A Comprehensive Survey on Evidential Deep Learning and Its Applications

Reliable uncertainty estimation has become a crucial requirement for the industrial deployment of deep learning algorithms, particularly in high-risk applications such as autonomous driving and medical diagnosis. However, mainstream uncertainty estimation methods, based on deep ensembling or Bayesian neural networks, generally impose substantial computational overhead. To address this challenge, a novel paradigm called Evidential Deep Learning (EDL) has emerged, providing reliable uncertainty estimation with minimal additional computation in a single forward pass. This survey provides a comprehensive overview of the current research on EDL, designed to offer readers a broad introduction to the field without assuming prior knowledge.
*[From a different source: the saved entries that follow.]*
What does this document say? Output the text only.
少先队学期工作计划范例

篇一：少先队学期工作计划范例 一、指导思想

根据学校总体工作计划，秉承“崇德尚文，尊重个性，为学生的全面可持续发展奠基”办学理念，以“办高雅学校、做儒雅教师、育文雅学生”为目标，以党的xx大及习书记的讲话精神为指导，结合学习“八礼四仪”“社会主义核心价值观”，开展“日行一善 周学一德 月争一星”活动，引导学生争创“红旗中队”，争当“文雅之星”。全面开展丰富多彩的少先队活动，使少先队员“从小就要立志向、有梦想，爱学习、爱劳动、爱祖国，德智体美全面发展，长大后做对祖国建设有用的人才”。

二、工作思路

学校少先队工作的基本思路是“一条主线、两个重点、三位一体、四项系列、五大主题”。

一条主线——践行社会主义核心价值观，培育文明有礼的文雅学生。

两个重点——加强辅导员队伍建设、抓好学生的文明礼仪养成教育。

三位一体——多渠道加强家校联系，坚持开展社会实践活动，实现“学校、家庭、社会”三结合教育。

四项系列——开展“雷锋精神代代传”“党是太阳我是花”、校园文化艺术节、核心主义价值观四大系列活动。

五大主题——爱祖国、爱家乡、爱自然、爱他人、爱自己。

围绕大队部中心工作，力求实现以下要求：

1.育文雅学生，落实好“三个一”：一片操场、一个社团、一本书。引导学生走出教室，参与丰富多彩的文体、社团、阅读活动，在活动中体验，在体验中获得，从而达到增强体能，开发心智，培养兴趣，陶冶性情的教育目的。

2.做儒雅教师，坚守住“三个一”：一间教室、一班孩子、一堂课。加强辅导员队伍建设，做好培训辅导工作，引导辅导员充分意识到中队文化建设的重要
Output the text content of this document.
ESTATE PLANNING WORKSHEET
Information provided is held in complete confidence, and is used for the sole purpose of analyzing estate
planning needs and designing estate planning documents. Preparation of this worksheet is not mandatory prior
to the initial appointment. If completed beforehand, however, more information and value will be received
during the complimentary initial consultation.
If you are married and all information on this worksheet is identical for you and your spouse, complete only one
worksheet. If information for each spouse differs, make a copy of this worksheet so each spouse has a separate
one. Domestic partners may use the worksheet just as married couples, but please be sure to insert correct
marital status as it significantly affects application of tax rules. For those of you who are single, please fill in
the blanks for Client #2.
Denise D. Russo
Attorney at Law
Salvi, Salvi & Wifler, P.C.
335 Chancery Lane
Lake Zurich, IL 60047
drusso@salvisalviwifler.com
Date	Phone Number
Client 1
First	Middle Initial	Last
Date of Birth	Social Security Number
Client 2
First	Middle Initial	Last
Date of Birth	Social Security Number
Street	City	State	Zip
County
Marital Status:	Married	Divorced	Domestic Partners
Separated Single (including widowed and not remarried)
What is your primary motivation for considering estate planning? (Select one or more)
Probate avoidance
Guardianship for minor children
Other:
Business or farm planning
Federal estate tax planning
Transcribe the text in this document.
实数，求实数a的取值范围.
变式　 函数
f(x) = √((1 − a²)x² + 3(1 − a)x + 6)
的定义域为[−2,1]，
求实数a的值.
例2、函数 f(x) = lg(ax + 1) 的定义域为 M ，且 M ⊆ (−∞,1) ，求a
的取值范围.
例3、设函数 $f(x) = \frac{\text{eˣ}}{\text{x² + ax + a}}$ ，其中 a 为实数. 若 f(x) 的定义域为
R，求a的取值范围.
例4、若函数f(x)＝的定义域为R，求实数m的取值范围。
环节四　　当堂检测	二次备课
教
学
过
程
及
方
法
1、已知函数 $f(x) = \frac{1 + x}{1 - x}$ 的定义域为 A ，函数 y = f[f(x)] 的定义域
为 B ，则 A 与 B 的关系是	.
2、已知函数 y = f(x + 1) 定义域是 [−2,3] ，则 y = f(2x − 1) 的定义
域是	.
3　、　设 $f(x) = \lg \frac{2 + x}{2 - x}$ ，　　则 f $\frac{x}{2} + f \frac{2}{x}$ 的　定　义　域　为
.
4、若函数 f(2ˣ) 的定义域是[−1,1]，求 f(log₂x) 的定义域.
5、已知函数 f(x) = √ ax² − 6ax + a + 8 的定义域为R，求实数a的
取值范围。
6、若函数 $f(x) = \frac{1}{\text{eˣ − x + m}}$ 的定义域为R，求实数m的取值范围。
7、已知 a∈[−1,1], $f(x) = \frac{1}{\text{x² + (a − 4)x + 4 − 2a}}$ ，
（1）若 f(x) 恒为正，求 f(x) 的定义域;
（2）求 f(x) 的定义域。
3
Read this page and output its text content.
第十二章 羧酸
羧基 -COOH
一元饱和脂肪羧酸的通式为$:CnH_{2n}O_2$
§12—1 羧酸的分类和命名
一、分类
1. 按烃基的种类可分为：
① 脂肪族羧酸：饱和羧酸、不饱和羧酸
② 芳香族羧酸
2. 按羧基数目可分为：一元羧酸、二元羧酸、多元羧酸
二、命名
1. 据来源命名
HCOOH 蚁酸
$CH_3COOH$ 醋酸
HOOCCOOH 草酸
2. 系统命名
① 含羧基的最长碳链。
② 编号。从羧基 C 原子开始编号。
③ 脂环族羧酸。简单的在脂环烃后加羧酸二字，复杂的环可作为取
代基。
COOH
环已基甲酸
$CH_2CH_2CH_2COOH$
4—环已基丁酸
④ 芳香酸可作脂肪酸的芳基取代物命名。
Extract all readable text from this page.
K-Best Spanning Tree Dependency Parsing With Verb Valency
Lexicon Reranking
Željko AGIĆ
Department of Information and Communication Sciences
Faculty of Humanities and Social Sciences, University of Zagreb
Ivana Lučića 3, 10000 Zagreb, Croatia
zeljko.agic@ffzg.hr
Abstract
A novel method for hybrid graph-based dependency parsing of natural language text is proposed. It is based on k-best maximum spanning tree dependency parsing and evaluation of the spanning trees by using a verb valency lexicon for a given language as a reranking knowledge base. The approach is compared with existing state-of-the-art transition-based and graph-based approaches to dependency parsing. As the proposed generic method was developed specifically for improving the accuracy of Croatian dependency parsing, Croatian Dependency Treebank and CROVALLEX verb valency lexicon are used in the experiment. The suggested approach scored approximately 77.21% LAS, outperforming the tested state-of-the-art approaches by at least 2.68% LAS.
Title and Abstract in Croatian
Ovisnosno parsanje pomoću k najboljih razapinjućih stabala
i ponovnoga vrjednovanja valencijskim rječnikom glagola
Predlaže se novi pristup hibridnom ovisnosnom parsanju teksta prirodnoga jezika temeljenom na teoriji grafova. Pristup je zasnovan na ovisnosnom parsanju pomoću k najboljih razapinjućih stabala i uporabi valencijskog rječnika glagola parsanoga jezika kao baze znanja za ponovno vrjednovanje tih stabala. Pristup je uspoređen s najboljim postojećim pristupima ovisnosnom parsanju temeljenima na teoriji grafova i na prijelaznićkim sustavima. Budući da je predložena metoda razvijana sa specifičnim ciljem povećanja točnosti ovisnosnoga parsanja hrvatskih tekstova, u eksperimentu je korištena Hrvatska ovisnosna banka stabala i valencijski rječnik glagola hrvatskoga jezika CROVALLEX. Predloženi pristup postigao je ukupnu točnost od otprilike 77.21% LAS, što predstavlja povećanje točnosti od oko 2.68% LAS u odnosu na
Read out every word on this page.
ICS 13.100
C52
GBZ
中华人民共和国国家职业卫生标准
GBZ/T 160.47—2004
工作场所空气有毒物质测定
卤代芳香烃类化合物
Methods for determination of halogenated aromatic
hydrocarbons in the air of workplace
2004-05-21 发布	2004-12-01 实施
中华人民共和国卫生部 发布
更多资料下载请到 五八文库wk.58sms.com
Specifically, we first delve into the theoretical foundation of EDL, the subjective logic theory, and discuss its distinctions from other uncertainty estimation frameworks. We further present existing theoretical advancements in EDL from four perspectives: reformulating the evidence collection process, improving uncertainty estimation via OOD samples, delving into various training strategies, and evidential regression networks. Thereafter, we elaborate on its extensive applications across various machine learning paradigms and downstream tasks. In the end, an outlook on future directions for better performances and broader adoption of EDL is provided, highlighting potential research avenues.